La dipendenza è il non riuscire a fare a meno di un oggetto, che diventa l'unica fonte di soddisfazione e gratificazione. Nel caso della dipendenza affettiva l'oggetto non è tanto l'altra persona, come comunemente si crede, ma la relazione che si ha con il proprio partner. Anche se questa relazione è fonte di sofferenza e frustrazione, il pensiero di rimanere privi, senza, è peggiore dello stare in quella sofferenza.
Si rimbalza, come quando si gioca a ping pong, nella tensione "non posso stare con te" e "non posso stare senza di te".
Il porre fine alla relazione può far emergere ansia e depressione. Si ha bisogno di aumentare il tempo trascorso con il partner, diminuendo le attività autonome e i contatti con le altre persone; quando il partner è fisicamente lontano, si provano emozioni negative molto intense.
Accade che:
le emozioni del partner sono più importanti delle proprie;
la stima di sé dipende dall'approvazione dell'altro;
la maggior parte del tempo viene impiegato a controllare il proprio partner;
diventa difficile esprimere i propri pensieri ed emozioni.
Il mantenimento di quella relazione diventa così importante da negare i propri bisogni e rinunciare al proprio spazio vitale.
Se ti sta accadendo questo, significa che stai vivendo come in una prigione. La tua vita è governata da qualcun'altro e non hai la possibilità di esprimere te stesso. Non sei tu la regina o il re del tuo castello.
PERCHE' ACCADE QUESTO?
Nel mio lavoro ho compreso che non esiste un’unica causa alla quale, in maniera lineare e deterministica, far risalire l'origine della dipendenza affettiva. Diversi, infatti, sono i fattori che concorrono allo sviluppo e al mantenimento della dipendenza e sarebbe semplicistico proporre teorie che la spieghino sganciandola dalla specificità della persone e della sua storia.
Tuttavia alcune delle più frequenti dinamiche che ho osservato, che concorrono a spiegare la complessità della dipendenza affettiva, sono il vuoto emotivo che la relazione va a riempire con qualcosa di tossico e non evolutivo. Questo vuoto emotivo potrebbe nascondere bisogni e paure nate nelle prime relazioni nella propria famiglia d'origine, come il bisogno di rassicurazione, il bisogno di certezze, il bisogno di conferme, scarsa autostima, la paura dell'abbandono e il non riuscire a stare soli.
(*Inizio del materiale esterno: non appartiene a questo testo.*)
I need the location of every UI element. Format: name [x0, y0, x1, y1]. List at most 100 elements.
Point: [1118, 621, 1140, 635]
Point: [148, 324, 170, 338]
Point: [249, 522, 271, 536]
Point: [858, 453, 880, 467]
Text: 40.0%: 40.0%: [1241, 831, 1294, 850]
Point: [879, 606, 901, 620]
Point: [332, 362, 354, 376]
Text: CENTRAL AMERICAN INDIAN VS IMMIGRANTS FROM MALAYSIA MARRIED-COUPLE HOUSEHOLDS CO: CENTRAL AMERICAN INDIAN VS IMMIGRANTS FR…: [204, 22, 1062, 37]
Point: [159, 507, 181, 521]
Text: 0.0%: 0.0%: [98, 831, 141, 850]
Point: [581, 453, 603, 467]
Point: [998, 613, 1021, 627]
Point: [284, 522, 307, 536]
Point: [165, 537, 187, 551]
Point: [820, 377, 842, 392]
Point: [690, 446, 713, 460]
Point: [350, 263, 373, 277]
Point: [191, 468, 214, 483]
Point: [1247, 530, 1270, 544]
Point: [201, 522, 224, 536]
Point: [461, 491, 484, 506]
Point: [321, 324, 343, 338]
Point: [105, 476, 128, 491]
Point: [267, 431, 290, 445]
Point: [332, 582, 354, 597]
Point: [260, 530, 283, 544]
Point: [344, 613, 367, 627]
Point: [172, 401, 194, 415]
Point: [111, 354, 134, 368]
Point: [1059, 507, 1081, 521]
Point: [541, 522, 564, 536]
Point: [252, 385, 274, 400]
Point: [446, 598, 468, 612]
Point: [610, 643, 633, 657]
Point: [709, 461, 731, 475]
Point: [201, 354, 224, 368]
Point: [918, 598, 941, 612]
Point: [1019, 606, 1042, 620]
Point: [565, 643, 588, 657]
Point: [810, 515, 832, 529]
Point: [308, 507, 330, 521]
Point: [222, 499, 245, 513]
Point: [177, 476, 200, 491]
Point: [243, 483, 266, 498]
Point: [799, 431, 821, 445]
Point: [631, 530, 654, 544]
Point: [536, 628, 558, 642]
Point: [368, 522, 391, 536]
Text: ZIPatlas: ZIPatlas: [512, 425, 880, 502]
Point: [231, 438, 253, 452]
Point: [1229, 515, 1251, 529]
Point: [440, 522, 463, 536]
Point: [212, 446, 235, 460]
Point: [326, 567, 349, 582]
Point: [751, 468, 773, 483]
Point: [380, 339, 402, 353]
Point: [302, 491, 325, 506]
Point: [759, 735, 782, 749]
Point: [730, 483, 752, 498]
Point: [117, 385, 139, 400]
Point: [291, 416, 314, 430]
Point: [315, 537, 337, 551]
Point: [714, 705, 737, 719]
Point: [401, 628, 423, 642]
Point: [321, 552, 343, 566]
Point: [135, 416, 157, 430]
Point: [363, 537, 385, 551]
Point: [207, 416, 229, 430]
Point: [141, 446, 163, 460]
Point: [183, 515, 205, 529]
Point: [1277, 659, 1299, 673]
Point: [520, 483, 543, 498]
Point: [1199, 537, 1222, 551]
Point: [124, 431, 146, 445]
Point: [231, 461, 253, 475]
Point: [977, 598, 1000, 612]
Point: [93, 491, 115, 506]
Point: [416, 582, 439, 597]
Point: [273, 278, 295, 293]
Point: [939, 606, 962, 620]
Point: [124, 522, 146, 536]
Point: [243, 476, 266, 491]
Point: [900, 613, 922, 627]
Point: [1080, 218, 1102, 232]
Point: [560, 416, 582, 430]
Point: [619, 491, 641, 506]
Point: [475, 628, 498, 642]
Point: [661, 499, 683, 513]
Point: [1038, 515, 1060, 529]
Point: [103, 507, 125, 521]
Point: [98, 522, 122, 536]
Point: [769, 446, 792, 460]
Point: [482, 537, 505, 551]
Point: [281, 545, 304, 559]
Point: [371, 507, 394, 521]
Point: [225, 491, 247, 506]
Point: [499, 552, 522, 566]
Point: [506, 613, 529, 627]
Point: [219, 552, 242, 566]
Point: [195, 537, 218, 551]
E così, quando un paziente mi chiede di aiutarlo, la sua richiesta implicita è sempre la stessa: come posso fare a meno di lui/lei? Come posso tornare a stare bene senza di lui/lei?
COME INTERVENIRE?
Attraverso un attento lavoro su di sé e sulle proprie emozioni. Certamente non possiamo immaginare di liberarci dalla dipendenza continuando a condurre la vita di sempre. È impossibile accontentare una simile richiesta senza mettere in discussione se stessi, ascoltare con attenzione il proprio vuoto, comprendere i meccanismi responsabili del proprio malessere, senza cambiare proprio quei pensieri, quelle emozioni, quei comportamenti che hanno sostenuto la dipendenza.
Non esiste nessuna formula magica.
Cambiare ci offre un’enorme possibilità di crescita e di evoluzione e, poiché da soli non sempre si riesce ad affrontare il proprio malessere, sarebbe opportuno rivolgersi ad uno specialista del benessere psicologico per farsi accompagnare in questo cammino di conoscenza e consapevolezza di sé.
Le risposte e la sicurezza che ti serve puoi trovarla dentro di te. Puoi fare questo salto evolutivo con coraggio e leggerezza!